I was standing on my front porch wearing the white tank top and sweat pants that Jake said he loved on me, while waiting his arrival. I couldn't help but wear the permanent smile that has been on my face ever since I met Jake. He was everything anyone could ask for in a partner. We had most of our stuff already moved into the house we picked out and only had two boxes left and a shelf to bring over. Tonight was going to be our first night staying there and I couldn't help but almost jump out of my skin at the sound of his rabbit coming down the road. I skipped my way to him while he finished parking. He was already a half hour late and I was all ready for getting a little iffy about it but as soon as he got out I could care less cause he was here. Our three years of being together never faded the butterflies that fluttered frantically around in my stomach still. I stood on my tipsy toes to reach his lips but only to be able to examine his facial expression better and my Jake has never wore this one. My eyes raced back and forth from his while pausing mid air frozen from my once sought out home coming kiss. I was trying to make out what was wrong. I could read Jake like a book and I wasn't taking it well that I couldn't right now..
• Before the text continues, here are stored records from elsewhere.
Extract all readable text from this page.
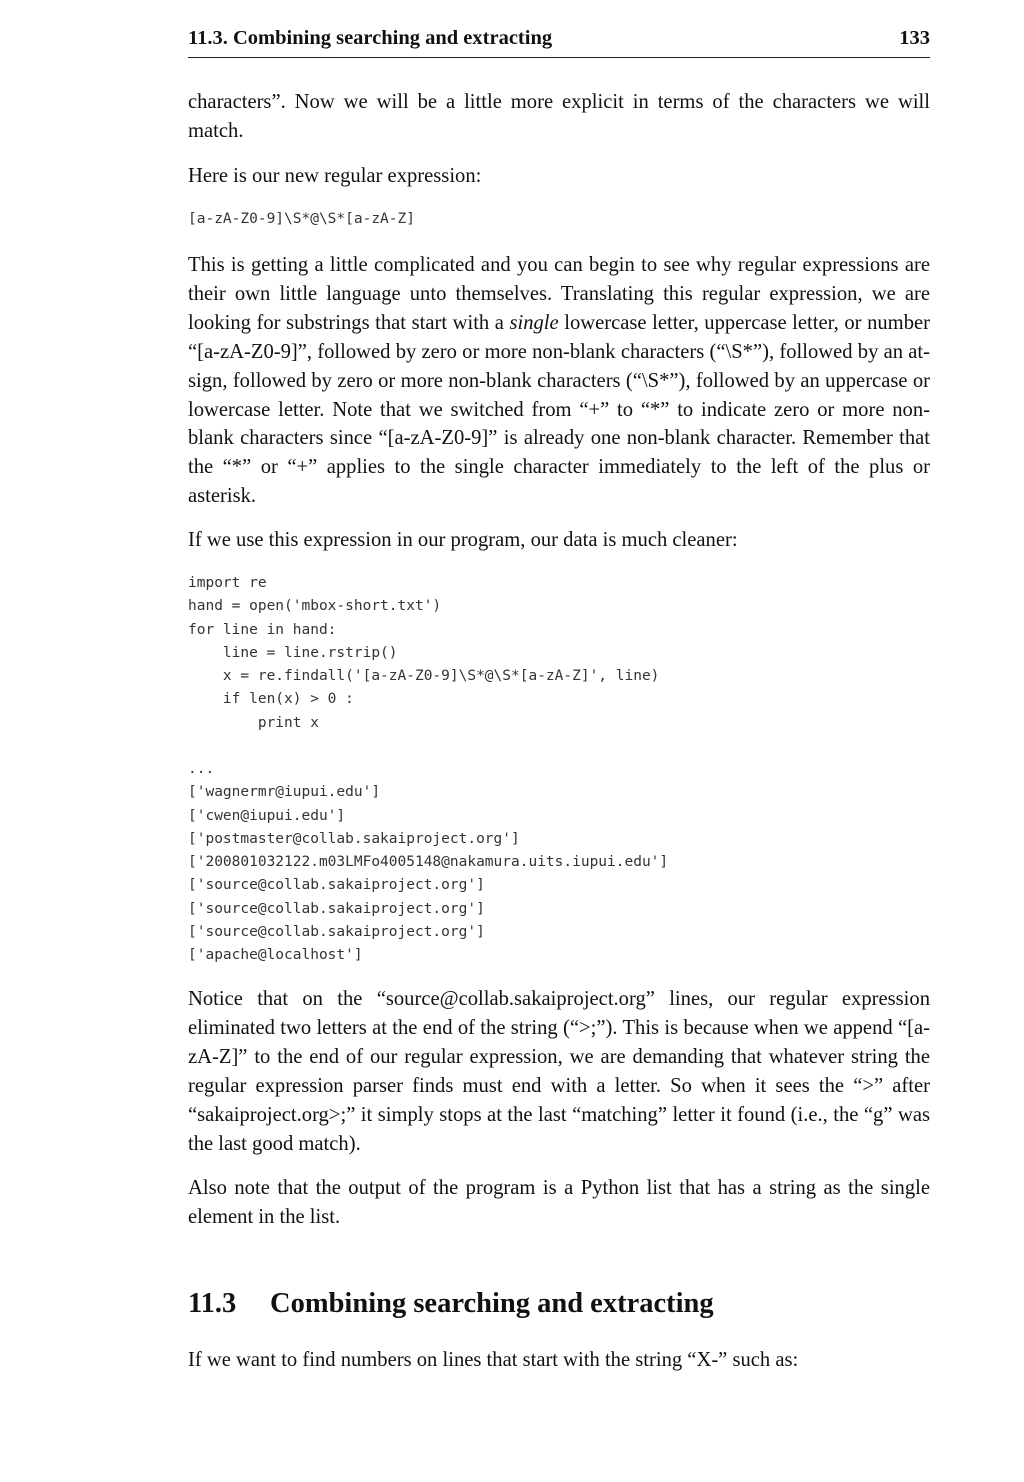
11.3. Combining searching and extracting	133

characters”. Now we will be a little more explicit in terms of the characters we will match.

Here is our new regular expression:

[a-zA-Z0-9]\S*@\S*[a-zA-Z]

This is getting a little complicated and you can begin to see why regular expressions are their own little language unto themselves. Translating this regular expression, we are looking for substrings that start with a single lowercase letter, uppercase letter, or number “[a-zA-Z0-9]”, followed by zero or more non-blank characters (“\S*”), followed by an at-sign, followed by zero or more non-blank characters (“\S*”), followed by an uppercase or lowercase letter. Note that we switched from “+” to “*” to indicate zero or more non-blank characters since “[a-zA-Z0-9]” is already one non-blank character. Remember that the “*” or “+” applies to the single character immediately to the left of the plus or asterisk.

If we use this expression in our program, our data is much cleaner:

import re
hand = open('mbox-short.txt')
for line in hand:
line = line.rstrip()
x = re.findall('[a-zA-Z0-9]\S*@\S*[a-zA-Z]', line)
if len(x) > 0 :
print x
...
['wagnermr@iupui.edu']
['cwen@iupui.edu']
['postmaster@collab.sakaiproject.org']
['200801032122.m03LMFo4005148@nakamura.uits.iupui.edu']
['source@collab.sakaiproject.org']
['source@collab.sakaiproject.org']
['source@collab.sakaiproject.org']
['apache@localhost']

Notice that on the “source@collab.sakaiproject.org” lines, our regular expression eliminated two letters at the end of the string (“>;”). This is because when we append “[a-zA-Z]” to the end of our regular expression, we are demanding that whatever string the regular expression parser finds must end with a letter. So when it sees the “>” after “sakaiproject.org>;” it simply stops at the last “matching” letter it found (i.e., the “g” was the last good match).

Also note that the output of the program is a Python list that has a string as the single element in the list.

11.3 Combining searching and extracting

If we want to find numbers on lines that start with the string “X-” such as:
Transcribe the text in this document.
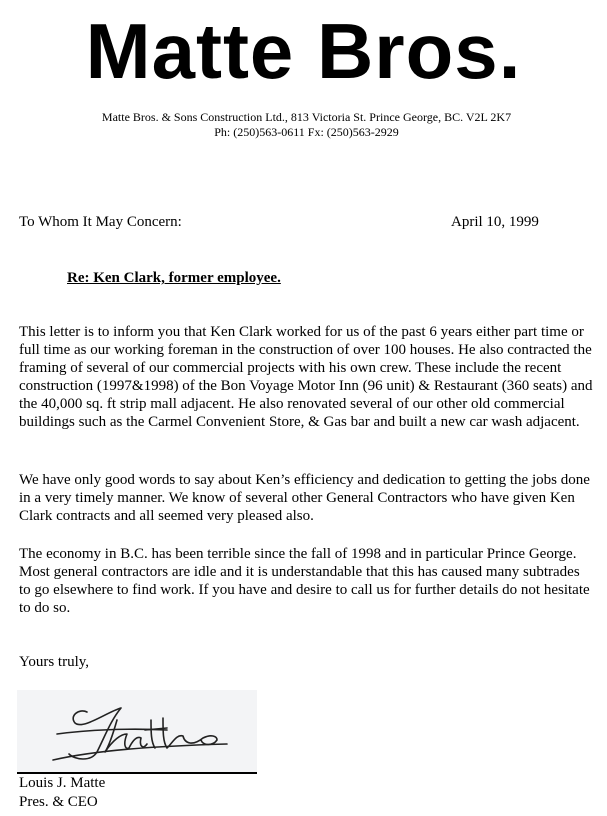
Matte Bros.
Matte Bros. & Sons Construction Ltd., 813 Victoria St. Prince George, BC. V2L 2K7
Ph: (250)563-0611 Fx: (250)563-2929
To Whom It May Concern:	April 10, 1999
Re: Ken Clark, former employee.

This letter is to inform you that Ken Clark worked for us of the past 6 years either part time or full time as our working foreman in the construction of over 100 houses. He also contracted the framing of several of our commercial projects with his own crew. These include the recent construction (1997&1998) of the Bon Voyage Motor Inn (96 unit) & Restaurant (360 seats) and the 40,000 sq. ft strip mall adjacent. He also renovated several of our other old commercial buildings such as the Carmel Convenient Store, & Gas bar and built a new car wash adjacent.

We have only good words to say about Ken’s efficiency and dedication to getting the jobs done in a very timely manner. We know of several other General Contractors who have given Ken Clark contracts and all seemed very pleased also.

The economy in B.C. has been terrible since the fall of 1998 and in particular Prince George. Most general contractors are idle and it is understandable that this has caused many subtrades to go elsewhere to find work. If you have and desire to call us for further details do not hesitate to do so.

Yours truly,
Louis J. Matte
Pres. & CEO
"Jake what's wrong?" I quickly asked after coming up with nothing. He wasn't smiling his Jake smile and he wasn't looking at me, but what bothered me the most was the silence.

"Damn it Jake. Tell me what's wrong." I bit, but I couldn't help it. Whatever this was, wasn't good.

"Bella…" he said while having a little to much sadness role off his tongue with it. He brought his hand to my cheek and touched it ever so lightly.

"I am so sorry but I am not going to be able to do this." He said with as much or maybe even more remorse.

"Do what?" I said while breaking the two words while trying to hold back the tears that were beginning to form. I wasn't stupid it was a gut feeling of what was to be said next.

"I am sorry but I don't love you anymore Bella." He said while handing me the keys to our house and quickly turning to his car.

"I am so sorry Bella, the house is yours." And that was the last thing I heard come out of his beautiful mouth. He was already in the car and peeling out of the drive way while leaving me here to fall to pieces. I didn't even care to pick up the pieces of me that fell in my dads drive way that night, instead I threw the two boxes and shelf in the bed of my truck and quickly drove off with tears flooding my vision as I headed towards our…my new broken home.